Composite heat-map spectrum of different realizations from the bootstrap resampling process. Only 10 per cent of realizations are shown for clarity. All spectra have been shifted to a common velocity frame centred on the middle of each 100-km s−1 window used for the baseline fitting. The spectrum at the PH3 Venus rest-frame velocity is indicated by a thick solid black line.

Histogram of the peak line-to-continuum features extracted from the bootstrap resampled multiple polynomial fits described in Section 2.2. The vertical dotted line represents the peak line-to-continuum ratio of the line feature detected at the PH3 rest velocity in the fourth-order polynomial fit shown in Fig. 4 (2.38 × 10−4).
Fig. 5 shows the results of all the bootstrap realizations, again as a histogram of the frequency of the minimum values of line-to-continuum obtained in the line-search region. It can be seen that the depth of the candidate PH3 feature is towards the centre of the distribution. The peak line-to-continuum ratio of this feature is more significant than that obtained by low-order polynomial fitting. However, 25 per cent of our bootstrap realizations produce deeper spectral features than the candidate and the null hypothesis thus cannot be excluded with any significance. It must be concluded that the candidate line detection presented by Greaves et al. (2020) is not statistically significant.
3 CONCLUSIONS
An independent reanalysis of the 267-GHz JCMT observations of Venus (Greaves et al. 2020) is presented. Two different line recovery methods were tested: (i) a simple approach fitting low-order polynomials to line-free channels around the position of the PH3 candidate; and (ii) the more complex multiple high-order polynomial approach used by Greaves et al. (2020). Similarly to the independent ALMA reanalysis of Snellen et al. (2020) and Villanueva et al. (2020), it is found that the high-order polynomial fitting applied to the JCMT spectra also results in false positive detections.
The statistical significance of identified line features was explored by a bootstrap analysis. Neither low-order fitting method nor high-order fitting method result in statistically significant detections. The null hypothesis that the line candidates are drawn from a random line-to-continuum sample within the spectrum cannot be excluded. This means that there is no significant evidence for either PH3 or SO2 absorption within these data.
The investigation carried out in this paper (and also Snellen et al. 2020; Villanueva et al. 2020) underlines the difficulty of identifying line features against bright continuum sources and the need for careful and rigorous analysis to exclude false positive detections.
ACKNOWLEDGEMENTS
I would like to thank Chiaki Kobayashi for persuading me to give a Friday lunch talk on this topic, for which preparation eventually resulted in this work.
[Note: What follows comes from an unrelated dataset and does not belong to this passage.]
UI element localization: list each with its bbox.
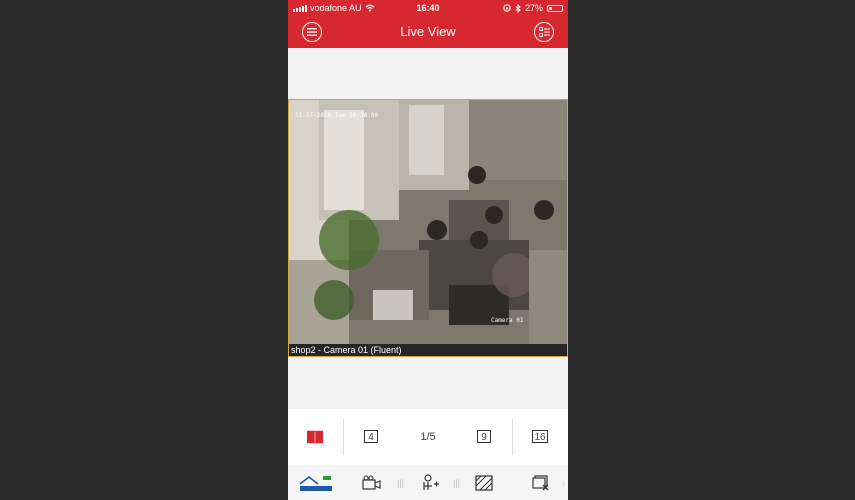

I would also commend the authors of Greaves et al. (2020) for making their scripts freely available, which considerably aided in the reanalysis of the raw data. I would like to thank the anonymous referee for their thoughtful and constructive report that has improved this paper. The JCMT is operated by the East Asian Observatory on behalf of The National Astronomical Observatory of Japan, Academia Sinica Institute of Astronomy and Astrophysics, the Korea Astronomy and Space Science Institute, and Center for Astronomical Mega-Science (as well as the National Key R&D Program of China with no. 2017YFA0402700). Additional funding support is provided by the Science and Technology Facilities Council of the United Kingdom and participating universities in the United Kingdom and Canada. As JCMT users, we express our deep gratitude to the people of Hawaii for the use of a location on Mauna Kea, a sacred site. This research would not have been possible without the NASA ADS, the Starlink software suite, and the astropy package collection. MAT acknowledges support from the UK’s Science and Technology Facilities Council (grant number ST/R000905/1).
DATA AVAILABILITY
The raw data analysed here were observed under JCMT Service Program S16BP007 and can be obtained from the JCMT Science archive hosted at the Canadian Astronomical Data Centre.